I had the privilege of going through my teens while pop-punk was at it’s peak. Bands like Blink-182, The Offspring, and Jimmy Eat World weren’t just dominating alt-rock stations, they were pumping out consistent Top-40 hits. On my side of the border, Sum 41 were without a doubt, the Canadian kings of the genre.
The Sum 41 show was the first time that I’d seen a band live, and actually known most of their material. No more mumbling through those unfamiliar verses for me. From their first single release in 2000, all the way up to their trip to my hometown, I was a fan. Now, I wasn’t exactly buying all the albums, but I’d at least seen all the music videos, and downloaded a few of their songs with Kazaa.
Around 2004, the band was at the peak of their popularity. Over the course of four years, they’d gone from MuchMusic darlings to collaborating with Iggy Pop, and even showing up on the Spider-man soundtrack. In addition to the commercial success, the band was also showing some impressive creative growth, by introducing a bit of Metal to their already solid pop-punk sound. It might not sound like a huge deal now, but mixing the stylings of Iron Maiden and Blink 182 made for a pretty refreshing sound at the time.
As far as concerts go, this one was a pretty big change of pace from what I’d seen so far. Instead of a late night excursion into some smoky den, this bad boy was an outdoor show in the middle of the day. It had a much more “All Ages” feel to it, but that might have had less to do with the sunshine, and more to do with the fact that I brought my girlfriend’s little brother along to the show.
The concert itself was really fun. Since the crowd skewed a bit younger, the audience was a lot more active than the Sloan or Nazareth gigs. Lots of jumping around, but nobody got too out of hand (again, broad daylight). Knowing all the songs really added to the whole experience too.

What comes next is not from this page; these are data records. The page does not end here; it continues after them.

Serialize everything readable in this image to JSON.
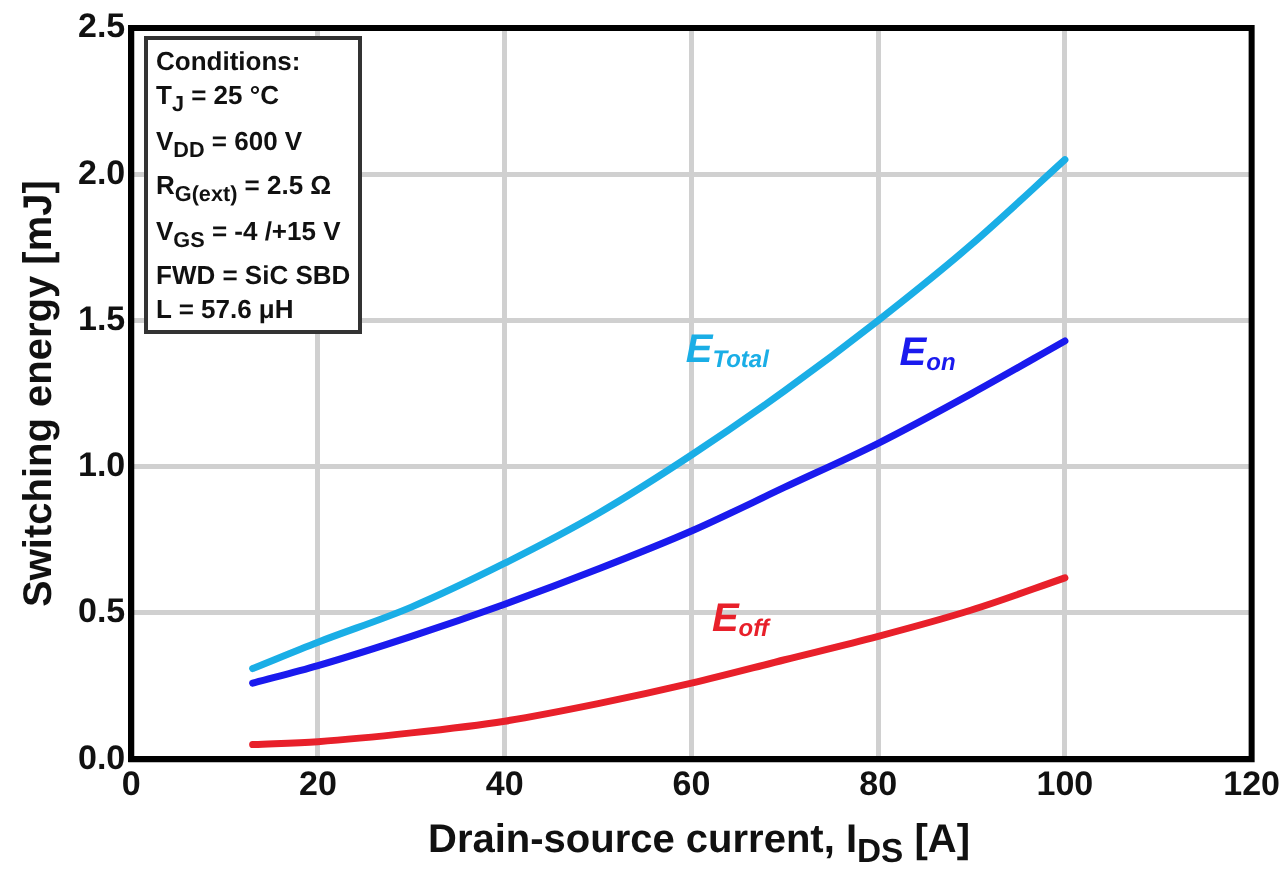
{
  "chart_data": {
    "type": "line",
    "xlabel": "Drain-source current, I$_{DS}$ [A]",
    "ylabel": "Switching energy [mJ]",
    "x": [
      13,
      20,
      30,
      40,
      50,
      60,
      70,
      80,
      90,
      100
    ],
    "series": [
      {
        "name": "E$_{Total}$",
        "color": "#1aaee6",
        "values": [
          0.31,
          0.4,
          0.52,
          0.67,
          0.84,
          1.04,
          1.26,
          1.5,
          1.76,
          2.05
        ]
      },
      {
        "name": "E$_{on}$",
        "color": "#1a1aee",
        "values": [
          0.26,
          0.32,
          0.42,
          0.53,
          0.65,
          0.78,
          0.93,
          1.08,
          1.25,
          1.43
        ]
      },
      {
        "name": "E$_{off}$",
        "color": "#e8202a",
        "values": [
          0.05,
          0.06,
          0.09,
          0.13,
          0.19,
          0.26,
          0.34,
          0.42,
          0.51,
          0.62
        ]
      }
    ],
    "xlim": [
      0,
      120
    ],
    "xticks": [
      0,
      20,
      40,
      60,
      80,
      100,
      120
    ],
    "ylim": [
      0,
      2.5
    ],
    "yticks": [
      {
        "value": 0,
        "label": "0.0"
      },
      {
        "value": 0.5,
        "label": "0.5"
      },
      {
        "value": 1,
        "label": "1.0"
      },
      {
        "value": 1.5,
        "label": "1.5"
      },
      {
        "value": 2,
        "label": "2.0"
      },
      {
        "value": 2.5,
        "label": "2.5"
      }
    ],
    "annotations": [
      "Conditions:",
      "T$_{J}$ = 25 °C",
      "V$_{DD}$ = 600 V",
      "R$_{G(ext)}$ = 2.5 Ω",
      "V$_{GS}$ = -4 /+15 V",
      "FWD = SiC SBD",
      "L = 57.6 μH"
    ],
    "grid": true,
    "legend": false,
    "marker": "none",
    "line_style": "solid"
  }
}
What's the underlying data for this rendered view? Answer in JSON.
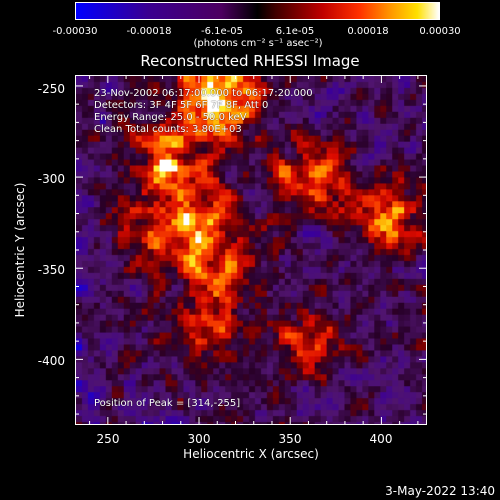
{
  "colorbar": {
    "tick_labels": [
      "-0.00030",
      "-0.00018",
      "-6.1e-05",
      "6.1e-05",
      "0.00018",
      "0.00030"
    ],
    "unit_label": "(photons cm⁻² s⁻¹ asec⁻²)",
    "colormap": [
      "#0000ff",
      "#4c0080",
      "#000000",
      "#ff0000",
      "#ff8000",
      "#ffff00",
      "#ffffff"
    ]
  },
  "overlay": {
    "time_range": "23-Nov-2002 06:17:00.000 to 06:17:20.000",
    "detectors": "Detectors: 3F 4F 5F 6F 7F 8F, Att 0",
    "energy_range": "Energy Range: 25.0 - 50.0 keV",
    "clean_counts": "Clean     Total counts: 3.80E+03",
    "peak_position": "Position of Peak = [314,-255]"
  },
  "footer": {
    "timestamp": "3-May-2022 13:40"
  },
  "chart_data": {
    "type": "heatmap",
    "title": "Reconstructed RHESSI Image",
    "xlabel": "Heliocentric X (arcsec)",
    "ylabel": "Heliocentric Y (arcsec)",
    "xlim": [
      232,
      425
    ],
    "ylim": [
      -436,
      -244
    ],
    "xticks": [
      250,
      300,
      350,
      400
    ],
    "yticks": [
      -250,
      -300,
      -350,
      -400
    ],
    "value_range": [
      -0.0003,
      0.0003
    ],
    "peak": [
      314,
      -255
    ],
    "note_regions": [
      {
        "x": 300,
        "y": -325,
        "level": "bright"
      },
      {
        "x": 360,
        "y": -300,
        "level": "bright"
      },
      {
        "x": 405,
        "y": -320,
        "level": "bright"
      },
      {
        "x": 280,
        "y": -290,
        "level": "bright"
      },
      {
        "x": 310,
        "y": -255,
        "level": "peak"
      },
      {
        "x": 300,
        "y": -385,
        "level": "medium"
      },
      {
        "x": 270,
        "y": -335,
        "level": "medium"
      },
      {
        "x": 360,
        "y": -395,
        "level": "medium"
      },
      {
        "x": 310,
        "y": -355,
        "level": "medium"
      }
    ]
  }
}
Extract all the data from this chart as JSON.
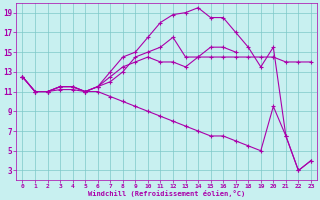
{
  "background_color": "#c8f0f0",
  "grid_color": "#7ec8c8",
  "line_color": "#aa00aa",
  "marker": "+",
  "xlabel": "Windchill (Refroidissement éolien,°C)",
  "tick_color": "#aa00aa",
  "xlim": [
    -0.5,
    23.5
  ],
  "ylim": [
    2,
    20
  ],
  "xticks": [
    0,
    1,
    2,
    3,
    4,
    5,
    6,
    7,
    8,
    9,
    10,
    11,
    12,
    13,
    14,
    15,
    16,
    17,
    18,
    19,
    20,
    21,
    22,
    23
  ],
  "yticks": [
    3,
    5,
    7,
    9,
    11,
    13,
    15,
    17,
    19
  ],
  "line1_x": [
    0,
    1,
    2,
    3,
    4,
    5,
    6,
    7,
    8,
    9,
    10,
    11,
    12,
    13,
    14,
    15,
    16,
    17,
    18,
    19,
    20,
    21,
    22,
    23
  ],
  "line1_y": [
    12.5,
    11.0,
    11.0,
    11.5,
    11.5,
    11.0,
    11.5,
    13.0,
    14.5,
    15.0,
    16.5,
    18.0,
    18.8,
    19.0,
    19.5,
    18.5,
    18.5,
    17.0,
    15.5,
    13.5,
    15.5,
    6.5,
    3.0,
    4.0
  ],
  "line2_x": [
    0,
    1,
    2,
    3,
    4,
    5,
    6,
    7,
    8,
    9,
    10,
    11,
    12,
    13,
    14,
    15,
    16,
    17,
    18,
    19,
    20,
    21,
    22,
    23
  ],
  "line2_y": [
    12.5,
    11.0,
    11.0,
    11.5,
    11.5,
    11.0,
    11.5,
    12.0,
    13.0,
    14.5,
    15.0,
    15.5,
    16.5,
    14.5,
    14.5,
    14.5,
    14.5,
    14.5,
    14.5,
    14.5,
    14.5,
    14.0,
    14.0,
    14.0
  ],
  "line3_x": [
    0,
    1,
    2,
    3,
    4,
    5,
    6,
    7,
    8,
    9,
    10,
    11,
    12,
    13,
    14,
    15,
    16,
    17
  ],
  "line3_y": [
    12.5,
    11.0,
    11.0,
    11.5,
    11.5,
    11.0,
    11.5,
    12.5,
    13.5,
    14.0,
    14.5,
    14.0,
    14.0,
    13.5,
    14.5,
    15.5,
    15.5,
    15.0
  ],
  "line4_x": [
    0,
    1,
    2,
    3,
    4,
    5,
    6,
    7,
    8,
    9,
    10,
    11,
    12,
    13,
    14,
    15,
    16,
    17,
    18,
    19,
    20,
    21,
    22,
    23
  ],
  "line4_y": [
    12.5,
    11.0,
    11.0,
    11.2,
    11.2,
    11.0,
    11.0,
    10.5,
    10.0,
    9.5,
    9.0,
    8.5,
    8.0,
    7.5,
    7.0,
    6.5,
    6.5,
    6.0,
    5.5,
    5.0,
    9.5,
    6.5,
    3.0,
    4.0
  ]
}
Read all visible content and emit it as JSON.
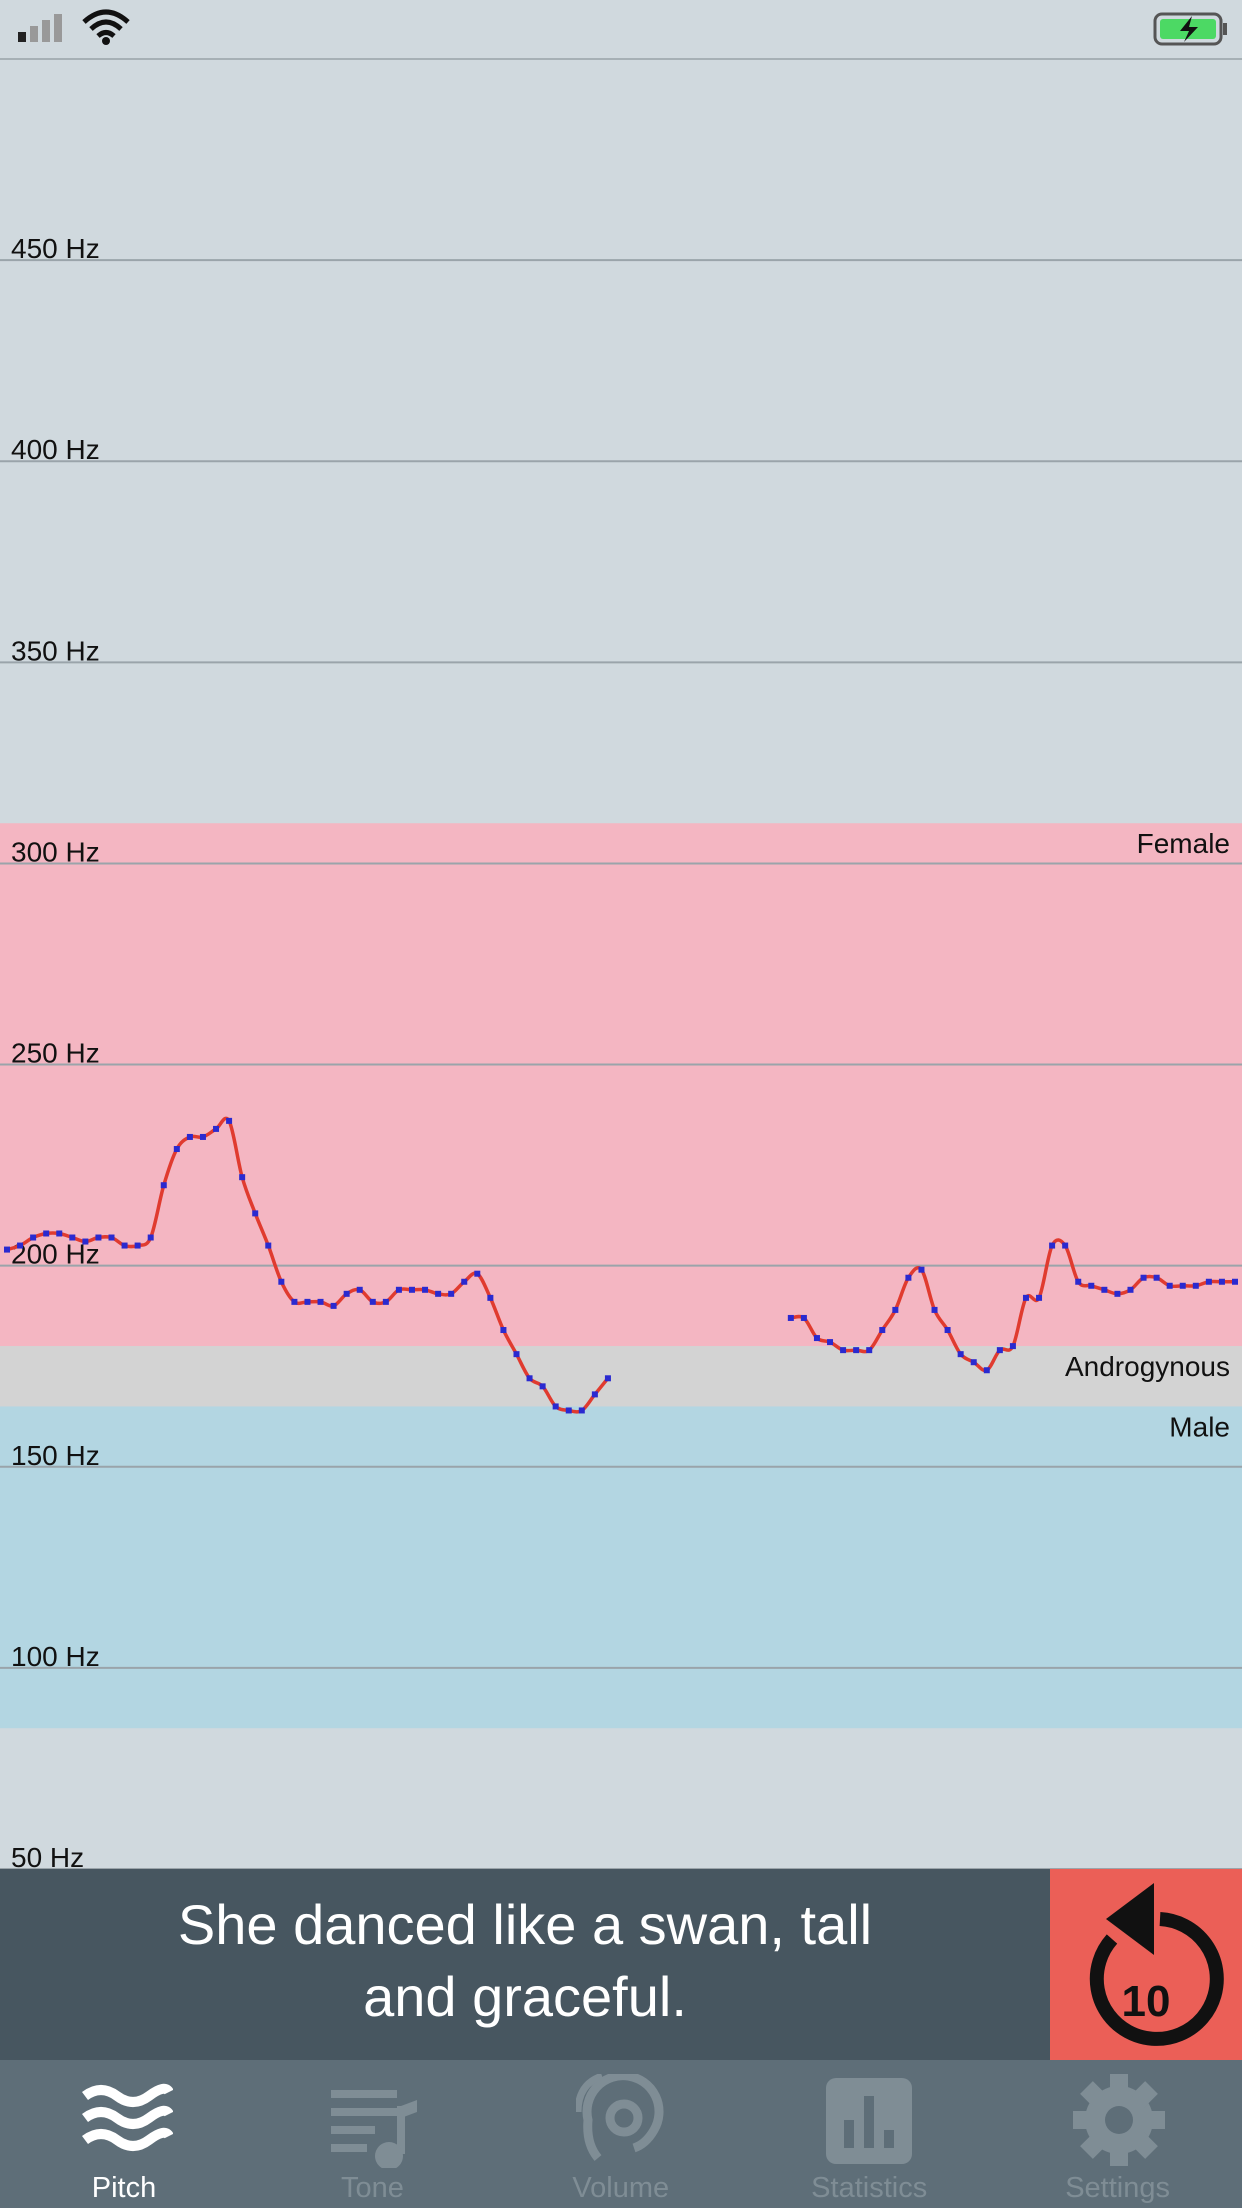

Now, it’s not that have anything against hearing new material live for the first time. It’s just that it forces you to dial things back a bit, and switch into move of an observer mode. Whereas, when you know the songs, you’re more free to be an active participant in the whole experience. Not just singing along, but being completely prepared for that special moment where the band stops everything, and lets the crowd take over the performance (A highlight of any live show, and gets exponentially cooler when you add in a few thousand more fans).
Unfortunately the band’s lead guitarist left the band not too long after this show, and Sum 41 never really got that “mojo” back. Well, I stopped keeping up with them anyway. That said, I’ll always have fond memories of this concert, and every high school highlight they provided the soundtrack to.